The difficulties of cybersecurity: 5 insights from IBM vice president Marc van Zadelhoff

The average consolidated total cost of a data breach is $3.8 million, representing a 23 percent increase since 2013, according to a study conducted by the Traverse City, Mich.-based Ponemon Institute.

More and more breaches are being reported every week and while legislative moves are being made to hold the privacy of health data to the same standards as other protected personal information, healthcare cybersecurity still doesn't feel all that secure for many.

Here are five insights from IBM vice president Marc van Zadelhoff about how his company thinks about cybersecurity, according to an interview with the Harvard Business Review.

1. The best practices for cybersecurity are five-fold: Put top analytics and intelligence in place, train and prepare an incident response team for a breach scenario, encrypt healthcare records so the information is inaccessible even if hackers get to them, train employees and elect a business continuity management team.

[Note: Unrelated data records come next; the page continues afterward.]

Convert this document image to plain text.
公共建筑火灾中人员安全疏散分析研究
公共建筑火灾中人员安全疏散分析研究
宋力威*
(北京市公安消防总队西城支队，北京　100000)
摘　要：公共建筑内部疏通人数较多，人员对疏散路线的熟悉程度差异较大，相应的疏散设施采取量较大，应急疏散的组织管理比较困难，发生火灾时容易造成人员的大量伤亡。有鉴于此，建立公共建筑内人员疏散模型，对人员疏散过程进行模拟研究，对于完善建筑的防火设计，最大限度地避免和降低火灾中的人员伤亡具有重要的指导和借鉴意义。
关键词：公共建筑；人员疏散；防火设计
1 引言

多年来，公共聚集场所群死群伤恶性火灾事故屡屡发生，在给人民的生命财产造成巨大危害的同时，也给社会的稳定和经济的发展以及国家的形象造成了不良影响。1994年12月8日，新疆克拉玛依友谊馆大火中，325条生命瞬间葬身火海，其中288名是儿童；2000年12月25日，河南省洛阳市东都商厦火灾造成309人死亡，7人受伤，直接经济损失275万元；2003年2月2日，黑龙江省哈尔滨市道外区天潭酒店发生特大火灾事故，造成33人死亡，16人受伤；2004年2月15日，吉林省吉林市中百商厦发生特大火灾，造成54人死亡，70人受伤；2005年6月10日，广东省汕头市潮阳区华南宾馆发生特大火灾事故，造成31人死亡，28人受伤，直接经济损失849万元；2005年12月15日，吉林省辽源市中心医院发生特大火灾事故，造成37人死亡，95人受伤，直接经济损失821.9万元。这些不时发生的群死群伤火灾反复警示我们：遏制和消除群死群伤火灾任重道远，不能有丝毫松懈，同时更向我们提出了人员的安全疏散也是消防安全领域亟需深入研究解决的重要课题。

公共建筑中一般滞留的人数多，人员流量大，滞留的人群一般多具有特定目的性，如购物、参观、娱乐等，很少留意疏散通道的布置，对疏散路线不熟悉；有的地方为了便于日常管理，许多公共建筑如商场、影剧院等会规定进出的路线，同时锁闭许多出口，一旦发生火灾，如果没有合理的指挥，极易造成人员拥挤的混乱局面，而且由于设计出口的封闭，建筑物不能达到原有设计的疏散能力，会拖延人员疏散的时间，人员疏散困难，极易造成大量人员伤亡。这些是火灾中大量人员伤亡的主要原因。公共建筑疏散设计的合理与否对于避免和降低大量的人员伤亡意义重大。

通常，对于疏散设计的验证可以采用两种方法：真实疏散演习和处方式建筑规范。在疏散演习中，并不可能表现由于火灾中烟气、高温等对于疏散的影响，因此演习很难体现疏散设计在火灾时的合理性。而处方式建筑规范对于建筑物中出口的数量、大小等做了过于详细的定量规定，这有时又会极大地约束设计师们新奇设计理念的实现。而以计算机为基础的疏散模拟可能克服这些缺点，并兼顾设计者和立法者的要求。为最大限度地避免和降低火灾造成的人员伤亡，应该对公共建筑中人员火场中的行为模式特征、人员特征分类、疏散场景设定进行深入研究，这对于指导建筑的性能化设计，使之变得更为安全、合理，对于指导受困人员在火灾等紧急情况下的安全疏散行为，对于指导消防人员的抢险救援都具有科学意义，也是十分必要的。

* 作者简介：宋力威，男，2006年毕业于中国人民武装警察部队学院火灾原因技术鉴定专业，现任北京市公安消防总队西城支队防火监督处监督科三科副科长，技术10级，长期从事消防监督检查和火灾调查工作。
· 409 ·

2. "The reality today is that no matter how careful we are, no matter how well we design our strategies or how thoroughly we educate and engage employees, we're never 100 percent safe against a cyberattack," Mr. van Zadelhoff said. "Our best defense is to revamp how we've been approaching security, and to move from constantly bombarded, isolated, defensivepositions to a united, intelligence-driven, collaborative front against cybercrime."

3. "I think that not enough attention is being drawn to the careless exposure of data by internal mistakes, which happens quite often, even when there are no malicious actors prompting it," Mr. van Zadelhoff said.

4. A hacker's goal is to steal the information that is valued the highest. A health record can often be sold on the black market for something in the neighborhood of $50. Credit card data, or a Social Security number might only sell for $1.

5. "To truly fight back as best as we can, we need to collaborate on the same level as hackers, sharing information across industries and organizations to see attacks in real time," Mr. van Zadelhoff said. "Just like a disease epidemic, if we're able to put the right infrastructure, warnings, and precautions in place before a malicious attack comes to us, chances are that we'll be much better equipped to spot it and shut it down if it does get into our systems."